'dünyanın en güçlü ordularından biri!' diye her fırsatta övündüğümüz güzide ordumuzun ve pek kıymetli devlet erkânımızın, zaman zaman sabrı taşan! aziz milletimizi sakinleştirmek adına yaptığı rutin göz boyamalardan biri.
emperyal ülkelerden, milyonlar verilerek satın alınan son teknoloji ürünü silahlarla donanıp, yine aynı emperyal ülkelerin silahlandırdığı birkaç kötü adamı durdur(a)mamak!
akabinde evlat acısı yaşayan anne babaları ve öfkeden çıldıran bir yurt dolusu vatandaşı teselli etmek adına; dualarla, halaylarla, şarkılarla, türkülerle, 'kutsal bir görev'e gönderilmiş vatan çocukları, değersiz birer paçavra gibi can verirken, ne hikmetse işe yaramayan! o silahlarla, o şaşalı ve fakat faydasız güçle, olan olduktan, biten bittikten sonra dağı taşı ateşe vermek...
ben 27 yaşında, ortalama zeka sahibi, hatta çoğu zaman geri zekalı sayılabilecek bir insanım. ben kendimi bildim bileli bu iş böyle arkadaş. ben sümüğümü koluma silip olanı biteni anlamazken de dağa taşa boş kurşun atıyorduk, şimdi akamayan gözyaşımı içime salıp, olanı biteni anlayıp ve fakat kimseye anlatamayıp çaresiz izlerken de dağa taşa kurşun atıyoruz.
fakat maalesef müstahak.. maalesef bu bizzat bizim suçumuz. aleni bir şekilde dönen dolapları, kocaman boş gözlerle izlemekten öteye gidemeyip, sormayan, sorgulamayan, irdelemeyen, eğitimsiz, hazırcı ve her türlü manipülasyona doğuştan müsait ve her millet gibi; layık olduğu şekilde yönetilen yüce türk milletinin suçu.

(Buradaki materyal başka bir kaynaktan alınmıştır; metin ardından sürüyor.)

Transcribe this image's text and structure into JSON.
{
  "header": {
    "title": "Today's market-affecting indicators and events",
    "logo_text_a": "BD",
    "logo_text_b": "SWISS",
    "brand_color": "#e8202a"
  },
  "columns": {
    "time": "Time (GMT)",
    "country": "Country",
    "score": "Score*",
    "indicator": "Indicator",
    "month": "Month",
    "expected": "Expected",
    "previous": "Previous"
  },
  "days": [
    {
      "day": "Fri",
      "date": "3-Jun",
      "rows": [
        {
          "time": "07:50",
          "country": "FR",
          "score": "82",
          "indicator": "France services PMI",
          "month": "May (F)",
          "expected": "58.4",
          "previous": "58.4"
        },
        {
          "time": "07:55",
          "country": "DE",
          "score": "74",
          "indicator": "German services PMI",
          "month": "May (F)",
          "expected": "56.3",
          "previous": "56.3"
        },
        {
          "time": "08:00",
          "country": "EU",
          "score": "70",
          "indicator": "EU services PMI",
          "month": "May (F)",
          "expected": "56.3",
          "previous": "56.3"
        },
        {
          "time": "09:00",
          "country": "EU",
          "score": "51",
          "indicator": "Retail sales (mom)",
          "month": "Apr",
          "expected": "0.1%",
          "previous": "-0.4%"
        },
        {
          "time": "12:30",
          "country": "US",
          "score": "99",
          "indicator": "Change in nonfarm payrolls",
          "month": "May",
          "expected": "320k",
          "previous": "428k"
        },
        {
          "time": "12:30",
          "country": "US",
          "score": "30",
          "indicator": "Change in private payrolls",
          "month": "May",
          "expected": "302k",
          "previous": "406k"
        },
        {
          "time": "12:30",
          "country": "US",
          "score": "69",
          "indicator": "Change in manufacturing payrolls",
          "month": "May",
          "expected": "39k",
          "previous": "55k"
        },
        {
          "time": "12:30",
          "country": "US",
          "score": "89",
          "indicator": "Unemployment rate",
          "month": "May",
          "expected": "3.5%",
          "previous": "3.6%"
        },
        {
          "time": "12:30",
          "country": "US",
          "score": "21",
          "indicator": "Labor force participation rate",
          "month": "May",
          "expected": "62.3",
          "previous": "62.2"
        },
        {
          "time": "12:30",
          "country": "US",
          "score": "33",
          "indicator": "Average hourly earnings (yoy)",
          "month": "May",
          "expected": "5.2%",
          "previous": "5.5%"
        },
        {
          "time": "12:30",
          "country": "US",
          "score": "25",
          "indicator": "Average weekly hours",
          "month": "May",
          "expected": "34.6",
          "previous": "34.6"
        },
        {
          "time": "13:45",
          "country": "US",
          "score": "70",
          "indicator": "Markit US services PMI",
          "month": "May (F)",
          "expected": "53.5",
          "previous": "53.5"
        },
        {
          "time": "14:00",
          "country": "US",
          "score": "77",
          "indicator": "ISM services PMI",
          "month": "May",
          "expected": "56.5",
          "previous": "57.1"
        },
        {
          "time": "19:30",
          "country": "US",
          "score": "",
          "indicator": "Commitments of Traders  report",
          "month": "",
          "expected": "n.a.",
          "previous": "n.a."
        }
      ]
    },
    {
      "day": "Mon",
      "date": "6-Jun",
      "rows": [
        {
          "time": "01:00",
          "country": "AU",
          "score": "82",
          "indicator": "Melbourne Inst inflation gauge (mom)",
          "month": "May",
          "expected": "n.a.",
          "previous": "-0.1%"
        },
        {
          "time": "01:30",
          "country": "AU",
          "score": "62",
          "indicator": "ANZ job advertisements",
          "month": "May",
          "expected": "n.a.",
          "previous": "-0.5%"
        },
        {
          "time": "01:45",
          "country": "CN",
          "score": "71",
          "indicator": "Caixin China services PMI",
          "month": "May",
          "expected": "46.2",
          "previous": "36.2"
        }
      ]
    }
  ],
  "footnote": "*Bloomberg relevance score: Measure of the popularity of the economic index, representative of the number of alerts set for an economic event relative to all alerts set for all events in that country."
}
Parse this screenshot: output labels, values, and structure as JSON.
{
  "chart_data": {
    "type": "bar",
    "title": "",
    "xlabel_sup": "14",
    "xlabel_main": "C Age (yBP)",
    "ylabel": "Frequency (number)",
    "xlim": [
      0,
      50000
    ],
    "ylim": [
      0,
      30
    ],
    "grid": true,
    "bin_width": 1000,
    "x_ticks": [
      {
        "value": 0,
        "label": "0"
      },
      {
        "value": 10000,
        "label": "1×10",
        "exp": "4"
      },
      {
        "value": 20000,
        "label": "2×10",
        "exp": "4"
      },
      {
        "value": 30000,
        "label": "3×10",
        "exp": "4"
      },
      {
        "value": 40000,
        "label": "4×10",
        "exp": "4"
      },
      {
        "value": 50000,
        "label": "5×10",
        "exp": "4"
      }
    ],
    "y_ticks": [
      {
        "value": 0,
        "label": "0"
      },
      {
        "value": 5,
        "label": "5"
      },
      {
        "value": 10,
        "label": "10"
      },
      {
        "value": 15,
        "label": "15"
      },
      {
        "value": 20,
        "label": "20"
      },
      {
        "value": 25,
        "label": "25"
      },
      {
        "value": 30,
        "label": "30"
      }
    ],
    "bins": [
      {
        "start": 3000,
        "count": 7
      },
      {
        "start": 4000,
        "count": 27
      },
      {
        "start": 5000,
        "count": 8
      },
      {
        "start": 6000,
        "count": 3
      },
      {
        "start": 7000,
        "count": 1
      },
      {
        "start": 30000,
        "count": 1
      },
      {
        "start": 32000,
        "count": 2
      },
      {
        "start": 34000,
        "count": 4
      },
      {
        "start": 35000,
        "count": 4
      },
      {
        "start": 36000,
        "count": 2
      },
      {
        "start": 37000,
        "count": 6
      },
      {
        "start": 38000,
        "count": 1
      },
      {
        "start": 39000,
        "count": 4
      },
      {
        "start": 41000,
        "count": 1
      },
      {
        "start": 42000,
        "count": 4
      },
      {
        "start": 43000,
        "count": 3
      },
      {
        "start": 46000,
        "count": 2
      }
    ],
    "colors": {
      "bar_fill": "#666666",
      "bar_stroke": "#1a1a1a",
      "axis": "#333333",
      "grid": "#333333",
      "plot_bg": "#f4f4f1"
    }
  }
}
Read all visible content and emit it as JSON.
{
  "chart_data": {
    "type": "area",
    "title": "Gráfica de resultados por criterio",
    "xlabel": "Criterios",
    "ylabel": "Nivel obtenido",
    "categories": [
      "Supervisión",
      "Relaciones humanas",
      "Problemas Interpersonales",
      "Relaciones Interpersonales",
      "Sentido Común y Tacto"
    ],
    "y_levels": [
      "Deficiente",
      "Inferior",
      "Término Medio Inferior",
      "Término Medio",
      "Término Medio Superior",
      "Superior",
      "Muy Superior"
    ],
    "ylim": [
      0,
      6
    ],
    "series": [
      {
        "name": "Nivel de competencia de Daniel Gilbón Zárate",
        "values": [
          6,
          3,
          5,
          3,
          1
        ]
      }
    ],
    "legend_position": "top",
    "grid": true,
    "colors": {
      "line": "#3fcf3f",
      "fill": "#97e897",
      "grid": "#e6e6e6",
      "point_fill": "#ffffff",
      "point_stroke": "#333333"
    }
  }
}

sürekli olarak övündüğümüz süper askeri gücümüze rağmen, bir iki su tabancalı adam gelir, gözümüzün içine baka baka canımızı yakar, sonra elini kolunu sallaya sallaya çeker gider. anadolumun gariban ailelerinin gariban çocukları hiç uğruna ölürken, hiçbir şekilde ortalıkta görünmeyen, hiçbir şekilde işe yaramayan o helikopterler, gece görüşlü termal kameralar, bilmem kaç metre menzilli, bilmem kaç dolarlık silahlar, mayınmış, bombaymış.. ne var ne yoksa anında tespit eden dedektörler, tanklar, tüfekler, ve her fırsatta yurdun tüm ulusal kanallarında; boş eğitim arazilerinde çekilmiş güç gösterisi temalı tatbikat görüntüleriyle reklamları yapılıp göğsümüzü kabartan daha bilmem neler de bilmem neler, her şey olduktan sonra bir anda ortaya çıkar ve yine yurt genelinde yayınlanan tatbikat görüntüleri eşliğinde boş dağları yakar yıkarlar.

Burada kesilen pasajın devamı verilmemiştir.